On 10 Per Cent Quota, Supreme Court To Hear All Petitions Together

A bench headed by Chief Justice Ranjan Gogoi refused to grant urgent hearing of a petition filed by Vipin Kumar Bharatiya, challenging the reservation bill.

On 10 Per Cent Quota, Supreme Court To Hear All Petitions Together

Some opposition leaders have dubbed the quota law as an agenda. (File)

New Delhi:

The Supreme Court on Friday said it will hear together all the petitions which challenged the bill to provide 10 per cent reservation in jobs and education for the economically weaker section.

A bench headed by Chief Justice Ranjan Gogoi refused to grant urgent hearing of a petition filed by Vipin Kumar Bharatiya, challenging the reservation bill.

Earlier, a petition filed by the organization Youth for Equality sought the quashing of the bill, stating that it violated the "equality code of the Constitution" as reservation on economic grounds cannot be restricted to general category and the 50 per cent ceiling limit cannot be breached.

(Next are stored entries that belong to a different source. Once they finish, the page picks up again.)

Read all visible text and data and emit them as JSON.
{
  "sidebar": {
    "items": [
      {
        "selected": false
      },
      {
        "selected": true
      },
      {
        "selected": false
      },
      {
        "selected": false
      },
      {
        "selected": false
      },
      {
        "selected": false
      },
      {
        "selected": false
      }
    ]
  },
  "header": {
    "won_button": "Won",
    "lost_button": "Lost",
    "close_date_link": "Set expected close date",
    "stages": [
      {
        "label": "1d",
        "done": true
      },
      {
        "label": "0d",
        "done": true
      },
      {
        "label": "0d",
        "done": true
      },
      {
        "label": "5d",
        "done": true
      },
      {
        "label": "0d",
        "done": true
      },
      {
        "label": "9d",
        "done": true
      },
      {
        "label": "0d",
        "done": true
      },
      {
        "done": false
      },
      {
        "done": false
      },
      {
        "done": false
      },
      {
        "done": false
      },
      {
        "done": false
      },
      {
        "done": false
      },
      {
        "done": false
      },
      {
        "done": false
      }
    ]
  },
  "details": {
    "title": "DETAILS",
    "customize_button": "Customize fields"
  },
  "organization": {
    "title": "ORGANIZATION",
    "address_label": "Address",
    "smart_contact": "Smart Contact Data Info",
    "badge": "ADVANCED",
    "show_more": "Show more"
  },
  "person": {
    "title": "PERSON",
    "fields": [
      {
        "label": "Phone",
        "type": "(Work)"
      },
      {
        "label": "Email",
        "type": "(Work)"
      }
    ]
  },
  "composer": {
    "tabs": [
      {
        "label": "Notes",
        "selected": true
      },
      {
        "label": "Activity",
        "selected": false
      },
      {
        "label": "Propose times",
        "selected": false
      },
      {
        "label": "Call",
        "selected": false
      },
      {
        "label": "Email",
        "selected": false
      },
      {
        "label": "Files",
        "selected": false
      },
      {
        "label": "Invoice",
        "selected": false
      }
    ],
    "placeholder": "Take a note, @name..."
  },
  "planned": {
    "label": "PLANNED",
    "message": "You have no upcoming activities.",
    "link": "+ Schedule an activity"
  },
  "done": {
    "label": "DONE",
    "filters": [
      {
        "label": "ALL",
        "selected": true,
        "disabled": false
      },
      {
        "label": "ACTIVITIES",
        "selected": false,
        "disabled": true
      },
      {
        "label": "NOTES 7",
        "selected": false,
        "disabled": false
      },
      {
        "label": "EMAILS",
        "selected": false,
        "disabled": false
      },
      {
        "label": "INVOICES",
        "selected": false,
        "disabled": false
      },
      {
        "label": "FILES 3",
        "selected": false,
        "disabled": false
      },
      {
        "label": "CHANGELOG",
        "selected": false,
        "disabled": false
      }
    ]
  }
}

The plea further sought a stay on the constitutional amendment.

"The Constitution (124th Amendment) Bill, 2019 which has been swiftly passed by both houses of Parliament and passed with little debate in the first week of January 2019 is the subject matter of the present challenge on the ground that it violates several basic features of the Constitution," the plea said.

By way of the present amendments, the exclusion of the OBCs and the SCs/STs from the scope of the economic reservation essentially implies that only those who are poor from the general categories would avail the benefits of the quotas, the organisation contended.

"Taken together with the fact that the high creamy layer limit of Rs 8 lakh per annum ensures that the elite in the OBCs and SCs/STs capture the reservation benefits repeatedly, the poor sections of these categories remain completely deprived. This is an overwhelming violation of the basic feature of equality enshrined in Article 14 of the Constitution and elsewhere," the petition stated.